From the article: "This is 1/100,000,000th of a second after the first photo."

A 100 millionth of a light-second is about 10 feet, the tower was 100 feet. So that couldn't have been the time between exposures, and they used multiple cameras anyway.

The Wikipedia article https://en.wikipedia.org/wiki/Rapatronic_camera says the exposure times were several microseconds.


I don't think that's the first image in the sequence, just the most famous one. They took a lot of images in sequence. Here they are edited together into a sequence (several series, presumably from multiple tests, unfortunately looks a bit incomplete): https://m.youtube.com/watch?v=KQp1ox-SdRI


I gather that some of the lumpiness is caused by imperfections in the strength and time synchronization of the implosion.
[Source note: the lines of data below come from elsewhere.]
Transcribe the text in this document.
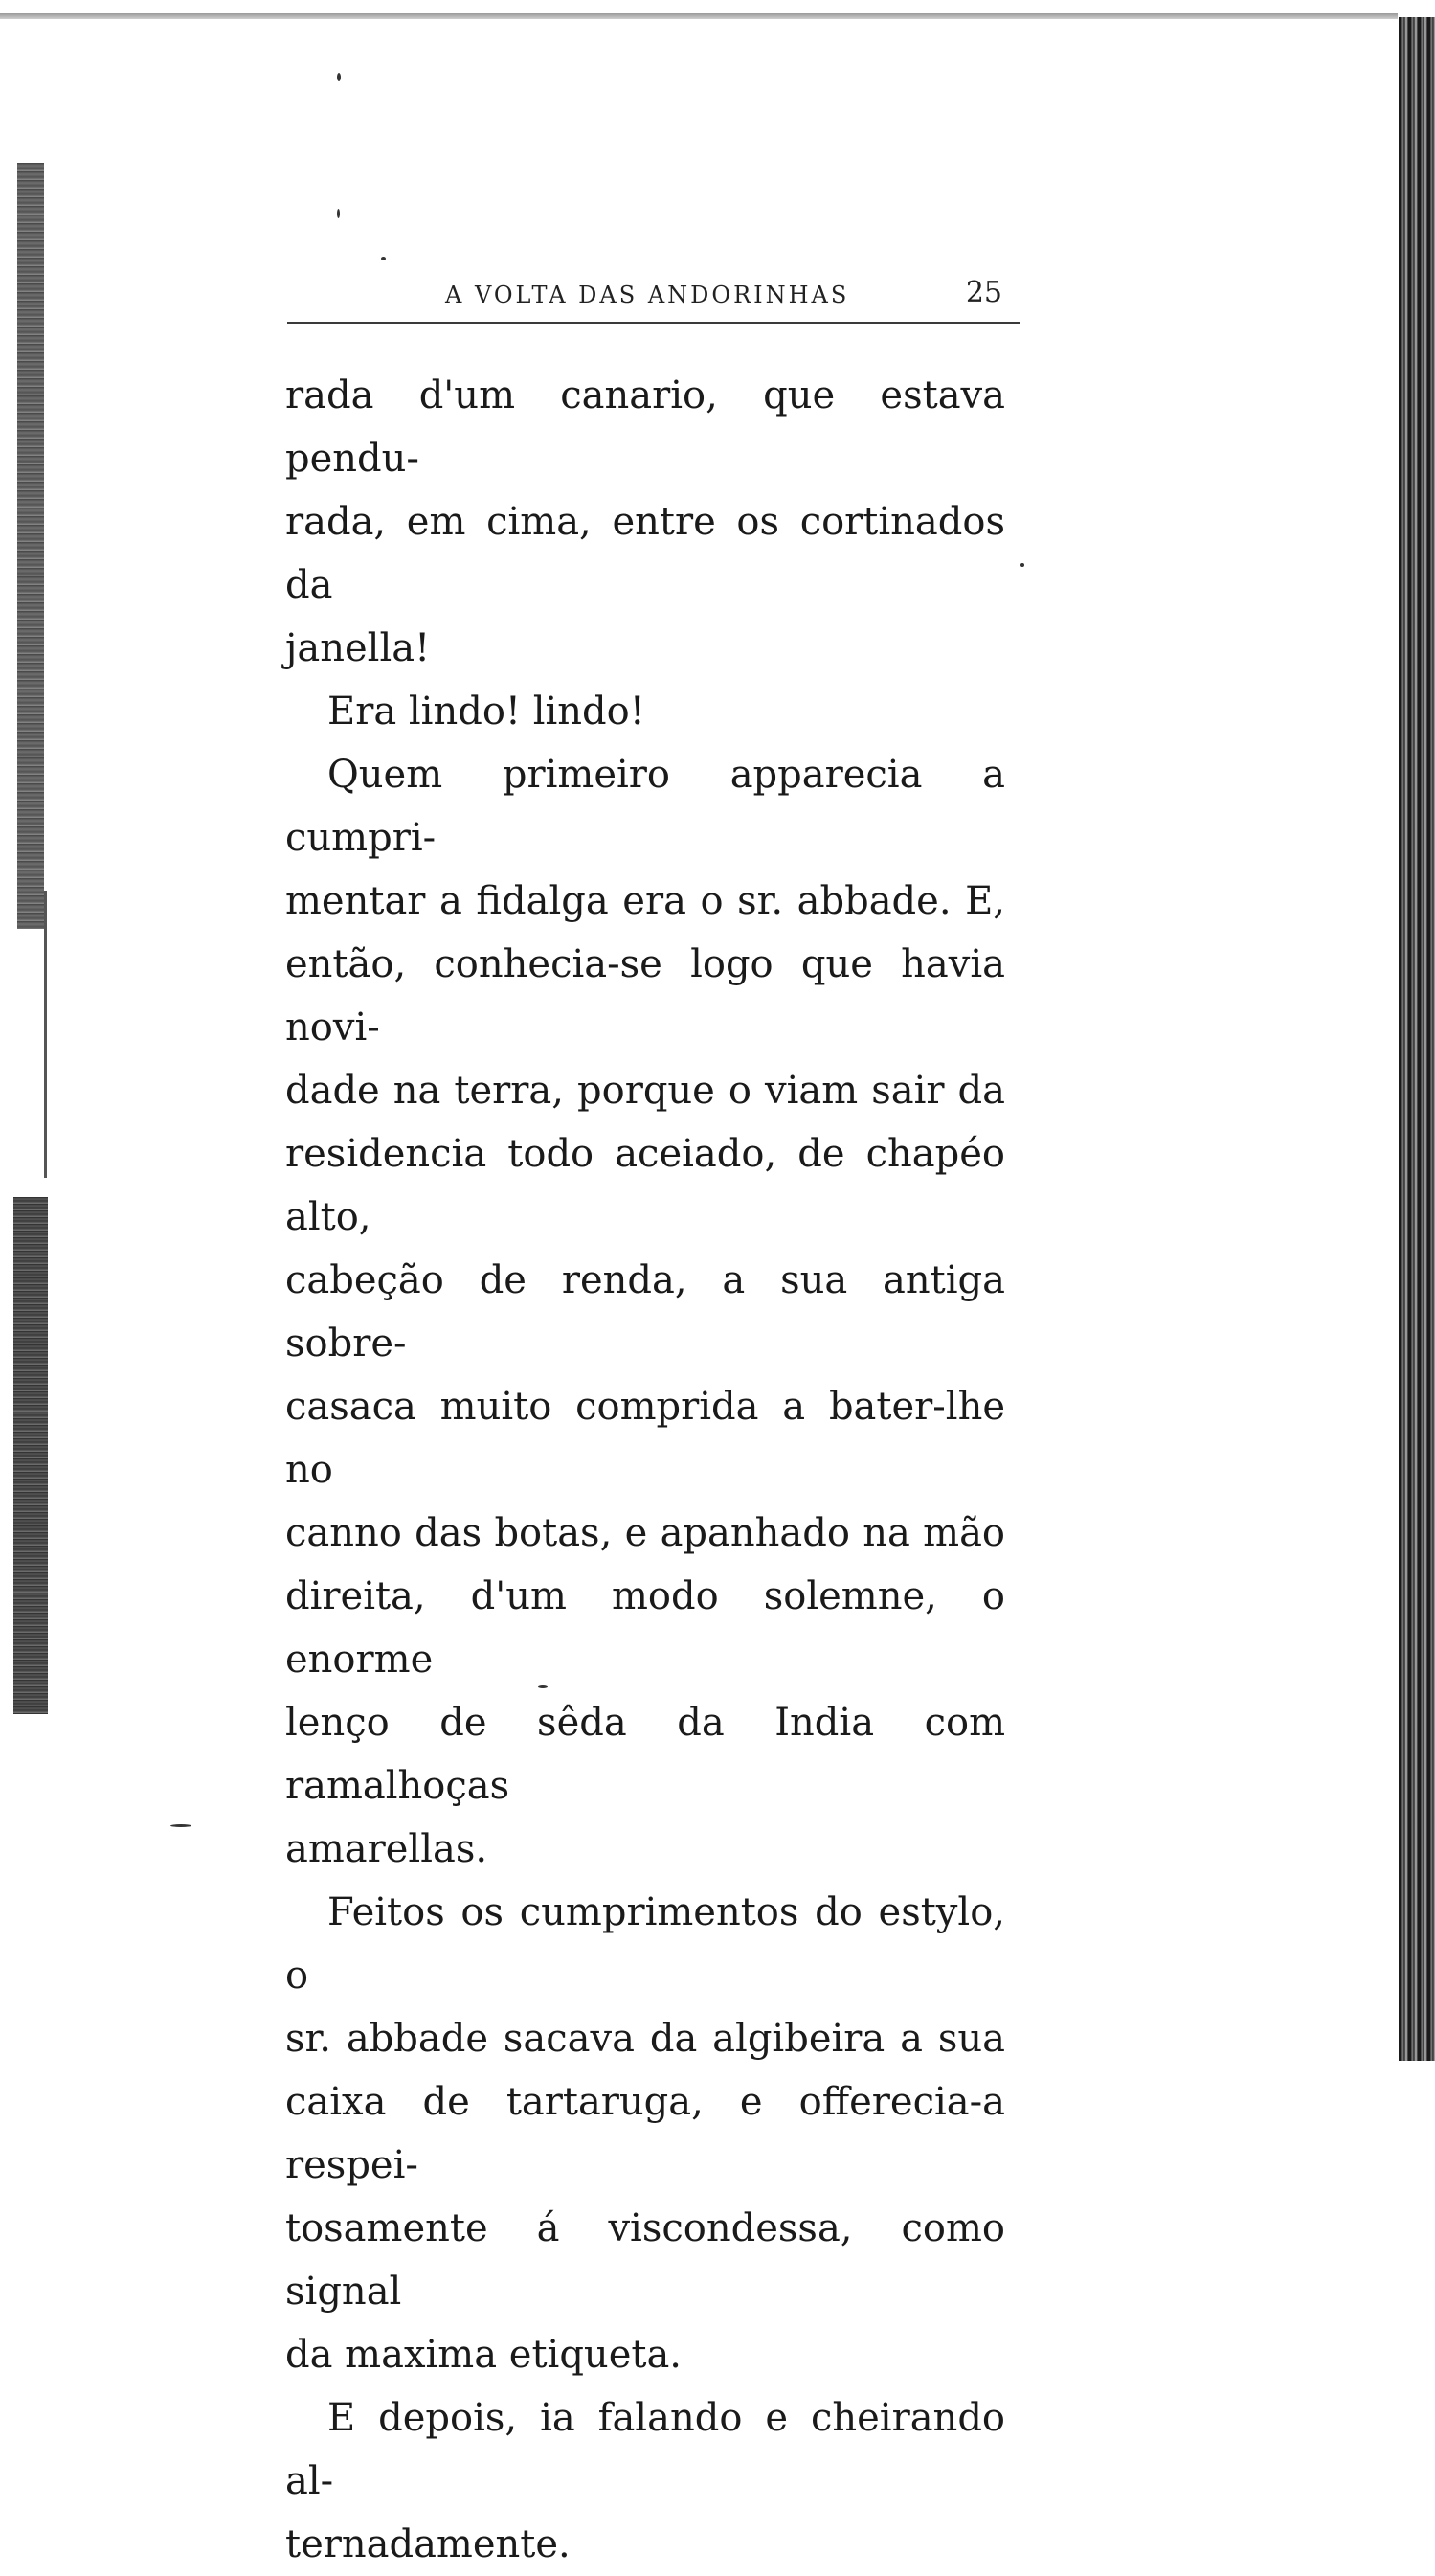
A VOLTA DAS ANDORINHAS	25

rada d'um canario, que estava pendu-
rada, em cima, entre os cortinados da
janella!

Era lindo! lindo!

Quem primeiro apparecia a cumpri-
mentar a fidalga era o sr. abbade. E,
então, conhecia-se logo que havia novi-
dade na terra, porque o viam sair da
residencia todo aceiado, de chapéo alto,
cabeção de renda, a sua antiga sobre-
casaca muito comprida a bater-lhe no
canno das botas, e apanhado na mão
direita, d'um modo solemne, o enorme
lenço de sêda da India com ramalhoças
amarellas.

Feitos os cumprimentos do estylo, o
sr. abbade sacava da algibeira a sua
caixa de tartaruga, e offerecia-a respei-
tosamente á viscondessa, como signal
da maxima etiqueta.

E depois, ia falando e cheirando al-
ternadamente.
Ideally, you'd see spheres. There are also bumps caused by flanges, ports, etc in the casing.


I didn't know Edgerton name, nor how many things he shot at the time. https://www.youtube.com/watch?v=gspK_Bi0aoQ


Thank you. I had known about Taylor's work from a course on scaling methods in continuum mechanics (it is also one of the introductory examples in Barenblatt's very nice book Scaling), but did not know that it has other applications.


Barenblatt looks like something I need right now -- just put it on my library list for tomorrow. Thanks!


I don't know why (perhaps the other-worldly look of the explosion at such a small amount of time after detonation), but this picture and the picture of the Howitzer delivered mushroom cloud, has always filled me with absolute dread and horror. I think for different reasons.

The former just looks so ... weird, and scary, and like anyone witnessing it would know that's the last thing they'll see. The latter because of the implications of what we have the power to do, and probably won't be able to resist actually doing.

So far, so good.


I can't figure out if that is awesome or absolutely terrifying... Imagine what is the equivalent today.